You are the supervisor of a surgical services department in a nonunion hospital. The staff on your unit have become increasingly frustrated with hospital policies regarding staffing ratios, on-call pay, and verbal medical orders but feel that they have limited opportunities for providing feedback to change the current system. You would like to explore the possibility of moving toward a shared governance model of decision making to resolve the issue and others like it but are not quite sure where to start.

Title: Implementing Shared Governance Model in a Nonunion Hospital to Address Staff Frustration

Introduction:

Shared governance is a participatory management approach that aims to empower healthcare staff by involving them in decision-making processes. By decentralizing authority and allowing front-line workers to contribute to organizational decisions, shared governance can enhance job satisfaction, collaboration, and overall quality of care. In this context, this paper examines the potential benefits of implementing a shared governance model in a nonunion hospital’s surgical services department to address staff frustrations regarding staffing ratios, on-call pay, and verbal medical orders.

Defining Shared Governance:

Shared governance is a management philosophy rooted in the principles of equity, partnership, and shared responsibility. It involves creating structures and processes that enable healthcare professionals, including nurses and surgeons, to participate in decision-making at all levels of the healthcare organization. The model emphasizes collaboration, accountability, and respect for expertise, with an emphasis on open communication and goal alignment.

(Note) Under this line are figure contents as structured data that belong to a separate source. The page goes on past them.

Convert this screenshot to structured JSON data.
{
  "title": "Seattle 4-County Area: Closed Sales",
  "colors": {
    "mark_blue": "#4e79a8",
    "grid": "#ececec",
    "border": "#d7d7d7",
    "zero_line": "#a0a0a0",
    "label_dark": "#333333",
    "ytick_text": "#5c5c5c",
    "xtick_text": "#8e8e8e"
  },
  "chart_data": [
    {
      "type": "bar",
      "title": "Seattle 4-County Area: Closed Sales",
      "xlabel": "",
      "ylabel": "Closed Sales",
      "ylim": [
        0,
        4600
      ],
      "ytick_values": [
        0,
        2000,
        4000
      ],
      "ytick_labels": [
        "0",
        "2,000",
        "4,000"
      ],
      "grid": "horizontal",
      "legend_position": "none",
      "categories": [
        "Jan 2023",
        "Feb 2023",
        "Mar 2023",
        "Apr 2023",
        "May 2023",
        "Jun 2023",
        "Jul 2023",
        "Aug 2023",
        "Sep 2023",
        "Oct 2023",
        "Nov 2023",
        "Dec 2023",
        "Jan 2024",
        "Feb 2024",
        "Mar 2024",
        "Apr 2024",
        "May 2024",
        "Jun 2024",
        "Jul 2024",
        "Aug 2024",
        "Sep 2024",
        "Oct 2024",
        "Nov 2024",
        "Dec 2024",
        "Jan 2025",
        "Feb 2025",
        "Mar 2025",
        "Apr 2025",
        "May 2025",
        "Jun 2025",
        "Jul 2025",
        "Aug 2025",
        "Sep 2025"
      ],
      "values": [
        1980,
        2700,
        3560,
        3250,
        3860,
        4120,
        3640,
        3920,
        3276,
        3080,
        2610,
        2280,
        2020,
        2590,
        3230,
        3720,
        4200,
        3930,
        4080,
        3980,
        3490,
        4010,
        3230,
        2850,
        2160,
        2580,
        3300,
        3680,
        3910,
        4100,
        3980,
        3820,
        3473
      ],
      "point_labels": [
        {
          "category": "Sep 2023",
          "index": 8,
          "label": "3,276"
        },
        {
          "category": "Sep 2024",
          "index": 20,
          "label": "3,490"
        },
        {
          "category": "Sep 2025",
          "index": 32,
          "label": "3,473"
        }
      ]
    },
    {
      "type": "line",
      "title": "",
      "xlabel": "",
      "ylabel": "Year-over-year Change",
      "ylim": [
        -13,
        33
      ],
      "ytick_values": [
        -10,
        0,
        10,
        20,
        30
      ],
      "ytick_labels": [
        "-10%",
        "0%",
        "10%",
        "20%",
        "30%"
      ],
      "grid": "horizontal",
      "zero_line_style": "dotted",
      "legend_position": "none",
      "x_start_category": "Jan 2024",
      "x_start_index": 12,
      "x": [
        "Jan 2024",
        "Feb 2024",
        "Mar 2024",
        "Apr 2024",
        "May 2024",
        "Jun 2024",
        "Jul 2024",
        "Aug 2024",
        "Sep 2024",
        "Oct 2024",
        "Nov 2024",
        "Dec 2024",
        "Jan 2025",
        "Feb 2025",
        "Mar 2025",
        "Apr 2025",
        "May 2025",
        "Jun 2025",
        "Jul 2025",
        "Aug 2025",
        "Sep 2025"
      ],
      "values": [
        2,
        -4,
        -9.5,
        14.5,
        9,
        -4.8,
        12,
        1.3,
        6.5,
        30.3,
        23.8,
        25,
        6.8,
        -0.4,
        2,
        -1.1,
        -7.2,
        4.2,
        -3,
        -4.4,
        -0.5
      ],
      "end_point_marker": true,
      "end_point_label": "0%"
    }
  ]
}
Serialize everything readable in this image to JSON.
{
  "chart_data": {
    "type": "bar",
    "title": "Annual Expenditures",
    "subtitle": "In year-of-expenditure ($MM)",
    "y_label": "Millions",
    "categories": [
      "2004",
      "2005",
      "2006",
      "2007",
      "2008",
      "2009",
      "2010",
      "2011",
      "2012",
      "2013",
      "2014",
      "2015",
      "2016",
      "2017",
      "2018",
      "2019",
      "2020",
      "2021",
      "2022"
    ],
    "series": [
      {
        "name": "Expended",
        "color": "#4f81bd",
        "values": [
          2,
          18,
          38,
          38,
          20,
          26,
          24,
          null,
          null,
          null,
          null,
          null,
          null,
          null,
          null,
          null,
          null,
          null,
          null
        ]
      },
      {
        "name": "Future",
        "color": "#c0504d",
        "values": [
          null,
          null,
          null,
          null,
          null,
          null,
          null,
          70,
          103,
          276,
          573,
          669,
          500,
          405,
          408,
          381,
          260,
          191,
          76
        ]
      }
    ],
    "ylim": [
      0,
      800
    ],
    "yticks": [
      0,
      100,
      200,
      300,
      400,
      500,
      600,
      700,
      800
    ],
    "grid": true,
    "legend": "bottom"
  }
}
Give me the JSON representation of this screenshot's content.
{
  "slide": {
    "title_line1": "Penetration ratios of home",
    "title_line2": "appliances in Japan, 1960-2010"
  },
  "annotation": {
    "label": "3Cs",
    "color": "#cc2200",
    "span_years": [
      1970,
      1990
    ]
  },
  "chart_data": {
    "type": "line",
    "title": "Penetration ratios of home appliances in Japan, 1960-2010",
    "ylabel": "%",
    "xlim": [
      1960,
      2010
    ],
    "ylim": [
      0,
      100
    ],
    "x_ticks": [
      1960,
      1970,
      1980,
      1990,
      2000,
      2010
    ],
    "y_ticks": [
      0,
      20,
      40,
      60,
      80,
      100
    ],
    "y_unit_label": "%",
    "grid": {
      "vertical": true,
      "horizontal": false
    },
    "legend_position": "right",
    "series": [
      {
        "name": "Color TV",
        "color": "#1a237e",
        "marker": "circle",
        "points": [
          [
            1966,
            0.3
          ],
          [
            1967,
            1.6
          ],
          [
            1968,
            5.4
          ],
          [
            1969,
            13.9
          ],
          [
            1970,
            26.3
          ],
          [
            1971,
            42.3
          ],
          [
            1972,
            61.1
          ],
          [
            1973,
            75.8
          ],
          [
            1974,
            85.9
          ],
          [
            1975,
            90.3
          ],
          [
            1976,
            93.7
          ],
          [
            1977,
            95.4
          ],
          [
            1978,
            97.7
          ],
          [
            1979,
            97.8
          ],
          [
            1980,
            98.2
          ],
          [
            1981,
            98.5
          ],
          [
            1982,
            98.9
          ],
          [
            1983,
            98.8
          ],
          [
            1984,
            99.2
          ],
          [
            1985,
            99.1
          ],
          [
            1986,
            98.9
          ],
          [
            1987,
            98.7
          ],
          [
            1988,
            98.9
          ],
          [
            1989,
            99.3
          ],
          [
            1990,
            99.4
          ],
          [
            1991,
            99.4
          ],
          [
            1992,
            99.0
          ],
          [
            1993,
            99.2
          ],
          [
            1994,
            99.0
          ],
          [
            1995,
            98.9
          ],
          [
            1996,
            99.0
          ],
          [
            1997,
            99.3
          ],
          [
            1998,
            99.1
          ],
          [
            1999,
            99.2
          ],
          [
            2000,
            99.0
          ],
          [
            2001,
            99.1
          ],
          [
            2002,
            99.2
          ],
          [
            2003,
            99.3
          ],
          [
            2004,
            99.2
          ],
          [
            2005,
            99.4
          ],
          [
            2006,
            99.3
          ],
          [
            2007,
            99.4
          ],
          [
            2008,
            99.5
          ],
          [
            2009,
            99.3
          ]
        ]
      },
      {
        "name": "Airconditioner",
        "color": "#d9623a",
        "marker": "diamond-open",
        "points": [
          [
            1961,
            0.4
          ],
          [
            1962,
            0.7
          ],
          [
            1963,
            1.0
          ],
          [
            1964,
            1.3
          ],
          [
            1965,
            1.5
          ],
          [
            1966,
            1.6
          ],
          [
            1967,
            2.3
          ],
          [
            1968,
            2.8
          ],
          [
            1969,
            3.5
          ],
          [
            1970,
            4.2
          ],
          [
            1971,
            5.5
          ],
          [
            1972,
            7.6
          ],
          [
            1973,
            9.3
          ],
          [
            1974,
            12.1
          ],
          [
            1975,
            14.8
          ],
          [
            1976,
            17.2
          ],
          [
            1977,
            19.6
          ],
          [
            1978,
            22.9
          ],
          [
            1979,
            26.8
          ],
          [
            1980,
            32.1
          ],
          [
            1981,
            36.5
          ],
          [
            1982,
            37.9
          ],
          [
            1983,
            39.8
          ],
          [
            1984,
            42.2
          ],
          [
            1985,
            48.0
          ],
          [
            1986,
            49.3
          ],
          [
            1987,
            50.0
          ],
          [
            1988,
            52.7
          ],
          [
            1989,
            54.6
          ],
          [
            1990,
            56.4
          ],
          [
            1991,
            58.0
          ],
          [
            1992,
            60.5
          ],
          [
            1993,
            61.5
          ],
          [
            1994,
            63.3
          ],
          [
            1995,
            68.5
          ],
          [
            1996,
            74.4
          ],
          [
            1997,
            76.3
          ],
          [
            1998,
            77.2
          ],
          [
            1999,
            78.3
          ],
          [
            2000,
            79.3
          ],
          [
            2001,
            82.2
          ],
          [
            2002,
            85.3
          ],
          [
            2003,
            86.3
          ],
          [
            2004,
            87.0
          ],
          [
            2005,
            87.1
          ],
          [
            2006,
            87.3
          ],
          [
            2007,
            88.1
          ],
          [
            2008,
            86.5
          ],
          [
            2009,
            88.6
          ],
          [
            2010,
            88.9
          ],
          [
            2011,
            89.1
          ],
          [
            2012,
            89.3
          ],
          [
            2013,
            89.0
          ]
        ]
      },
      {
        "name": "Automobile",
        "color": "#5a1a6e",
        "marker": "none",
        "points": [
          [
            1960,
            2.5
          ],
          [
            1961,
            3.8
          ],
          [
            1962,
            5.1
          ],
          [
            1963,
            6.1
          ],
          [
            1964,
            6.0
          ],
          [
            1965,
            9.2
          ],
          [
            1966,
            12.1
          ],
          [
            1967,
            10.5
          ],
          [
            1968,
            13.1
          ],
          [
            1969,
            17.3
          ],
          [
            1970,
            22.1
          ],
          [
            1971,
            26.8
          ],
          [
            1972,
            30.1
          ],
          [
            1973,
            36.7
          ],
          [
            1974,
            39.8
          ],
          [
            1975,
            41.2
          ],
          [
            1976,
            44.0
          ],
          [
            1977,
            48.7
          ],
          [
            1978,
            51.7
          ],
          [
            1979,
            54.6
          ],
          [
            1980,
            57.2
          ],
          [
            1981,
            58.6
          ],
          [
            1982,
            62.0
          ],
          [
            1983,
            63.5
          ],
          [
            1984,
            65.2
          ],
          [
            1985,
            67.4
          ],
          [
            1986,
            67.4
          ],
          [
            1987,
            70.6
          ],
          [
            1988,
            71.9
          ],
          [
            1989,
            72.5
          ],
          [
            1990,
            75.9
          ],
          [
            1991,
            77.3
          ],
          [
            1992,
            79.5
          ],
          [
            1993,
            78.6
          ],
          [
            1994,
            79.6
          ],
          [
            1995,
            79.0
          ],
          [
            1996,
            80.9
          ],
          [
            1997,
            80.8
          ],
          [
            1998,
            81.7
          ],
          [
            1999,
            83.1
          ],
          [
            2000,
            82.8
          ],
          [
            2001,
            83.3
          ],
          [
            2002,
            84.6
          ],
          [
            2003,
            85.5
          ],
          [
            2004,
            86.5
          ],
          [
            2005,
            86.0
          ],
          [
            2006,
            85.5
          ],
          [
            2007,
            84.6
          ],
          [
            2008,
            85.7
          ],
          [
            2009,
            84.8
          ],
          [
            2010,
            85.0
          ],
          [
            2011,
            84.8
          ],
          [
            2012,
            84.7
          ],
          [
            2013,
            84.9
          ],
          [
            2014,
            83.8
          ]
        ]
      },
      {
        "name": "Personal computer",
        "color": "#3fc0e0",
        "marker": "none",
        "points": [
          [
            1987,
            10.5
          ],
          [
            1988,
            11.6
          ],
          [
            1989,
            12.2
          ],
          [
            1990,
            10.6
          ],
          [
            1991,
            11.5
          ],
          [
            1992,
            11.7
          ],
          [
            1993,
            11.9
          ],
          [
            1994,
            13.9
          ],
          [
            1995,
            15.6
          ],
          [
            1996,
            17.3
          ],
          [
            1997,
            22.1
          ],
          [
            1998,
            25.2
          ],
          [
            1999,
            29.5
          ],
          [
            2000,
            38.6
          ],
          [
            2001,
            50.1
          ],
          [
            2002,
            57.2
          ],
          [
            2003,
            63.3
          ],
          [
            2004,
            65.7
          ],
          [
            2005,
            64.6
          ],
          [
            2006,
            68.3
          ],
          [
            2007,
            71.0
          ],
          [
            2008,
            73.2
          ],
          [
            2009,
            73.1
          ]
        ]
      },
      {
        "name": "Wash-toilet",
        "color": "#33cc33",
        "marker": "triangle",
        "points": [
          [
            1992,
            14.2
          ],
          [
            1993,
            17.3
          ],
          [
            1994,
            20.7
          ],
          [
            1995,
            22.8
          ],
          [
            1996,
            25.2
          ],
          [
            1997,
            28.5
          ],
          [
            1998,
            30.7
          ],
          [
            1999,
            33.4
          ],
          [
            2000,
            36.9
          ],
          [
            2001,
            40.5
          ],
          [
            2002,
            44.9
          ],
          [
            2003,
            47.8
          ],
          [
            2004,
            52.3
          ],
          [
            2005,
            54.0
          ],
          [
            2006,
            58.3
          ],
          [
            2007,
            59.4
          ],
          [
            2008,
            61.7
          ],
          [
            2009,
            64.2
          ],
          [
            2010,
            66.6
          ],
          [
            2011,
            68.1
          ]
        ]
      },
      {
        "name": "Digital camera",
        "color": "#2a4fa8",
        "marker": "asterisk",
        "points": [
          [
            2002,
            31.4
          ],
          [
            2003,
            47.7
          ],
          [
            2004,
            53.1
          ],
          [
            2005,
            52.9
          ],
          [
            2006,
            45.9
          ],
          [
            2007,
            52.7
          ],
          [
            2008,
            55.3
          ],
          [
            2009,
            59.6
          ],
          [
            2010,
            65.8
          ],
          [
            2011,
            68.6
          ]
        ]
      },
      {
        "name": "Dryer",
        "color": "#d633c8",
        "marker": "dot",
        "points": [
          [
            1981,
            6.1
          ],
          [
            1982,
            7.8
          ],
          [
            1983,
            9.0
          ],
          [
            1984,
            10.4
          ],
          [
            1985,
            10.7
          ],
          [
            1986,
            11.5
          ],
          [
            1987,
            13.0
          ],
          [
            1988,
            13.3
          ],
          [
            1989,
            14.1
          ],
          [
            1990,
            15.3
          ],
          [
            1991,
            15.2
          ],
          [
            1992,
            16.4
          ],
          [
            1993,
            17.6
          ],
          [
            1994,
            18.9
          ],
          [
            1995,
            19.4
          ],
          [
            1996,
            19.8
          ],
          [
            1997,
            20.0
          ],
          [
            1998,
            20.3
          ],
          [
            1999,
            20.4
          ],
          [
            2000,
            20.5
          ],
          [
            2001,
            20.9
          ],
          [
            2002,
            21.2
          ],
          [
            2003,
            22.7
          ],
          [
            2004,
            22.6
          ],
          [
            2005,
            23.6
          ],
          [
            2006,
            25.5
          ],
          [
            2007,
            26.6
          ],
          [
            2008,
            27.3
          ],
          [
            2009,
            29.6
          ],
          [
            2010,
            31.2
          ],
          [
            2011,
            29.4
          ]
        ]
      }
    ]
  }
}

Benefits of Shared Governance:

Shared governance in healthcare has been associated with numerous positive outcomes, including increased job satisfaction among staff, improved patient outcomes, decreased turnover rates, better utilization of resources, and enhanced professional development. The empowerment and engagement of frontline staff can lead to increased ownership and investment in organizational outcomes, resulting in improved performance and reduced staff frustrations.

Barriers to Implementing Shared Governance:

Implementing shared governance in a nonunion hospital may present unique challenges. Key barriers may include historical resistance to changes in power dynamics, apprehension among management regarding relinquishing control, lack of staff knowledge or awareness about shared governance, and potential conflicts with existing policies and procedures. Overcoming these barriers requires a carefully planned approach that involves education, organizational support, and clear communication.

Implementation Strategy:

1. Organizational Assessment:
The first step toward implementing shared governance is to conduct an assessment of the hospital’s readiness, culture, and existing decision-making structures. This assessment will provide valuable insights into the potential barriers and identify areas of improvement. It may involve reviewing existing policies, analyzing staff satisfaction surveys, and conducting focus groups or interviews with stakeholders to understand their perspectives and concerns.

2. Education and Training:
To ensure successful implementation, staff members need to understand the concept of shared governance, its goals, and the potential benefits it can bring. Education and training programs should be developed to provide an overview of shared governance principles, highlight successful case studies, and foster a sense of ownership among staff members. This can be accomplished through workshops, presentations, online modules, and mentoring programs.

3. Formation of Governance Structures:
Shared governance requires the establishment of formal structures that facilitate staff engagement in decision-making processes. These structures may include unit-based councils, department committees, or multidisciplinary task forces. The creation of these structures should be guided by clear guidelines and well-defined roles and responsibilities to promote transparency and accountability.

4. Clear Communication:
Effective communication is crucial for the successful implementation of shared governance. Regular updates, staff meetings, newsletters, and online platforms can be used to foster an open dialogue between management and staff. Clear channels of communication and mechanisms for sharing ideas, concerns, and suggestions should be established to ensure that all staff members feel heard and valued.

Conclusion:

Implementing a shared governance model in a nonunion hospital’s surgical services department can provide a platform for addressing staff frustrations and facilitating collaborative decision-making. By promoting staff empowerment, accountability, and engagement, shared governance can lead to improved job satisfaction, better patient outcomes, and a more efficient and effective healthcare system. A carefully planned implementation strategy involving organizational assessment, education, formation of governance structures, and clear communication can pave the way for successful adoption of shared governance principles in the hospital setting.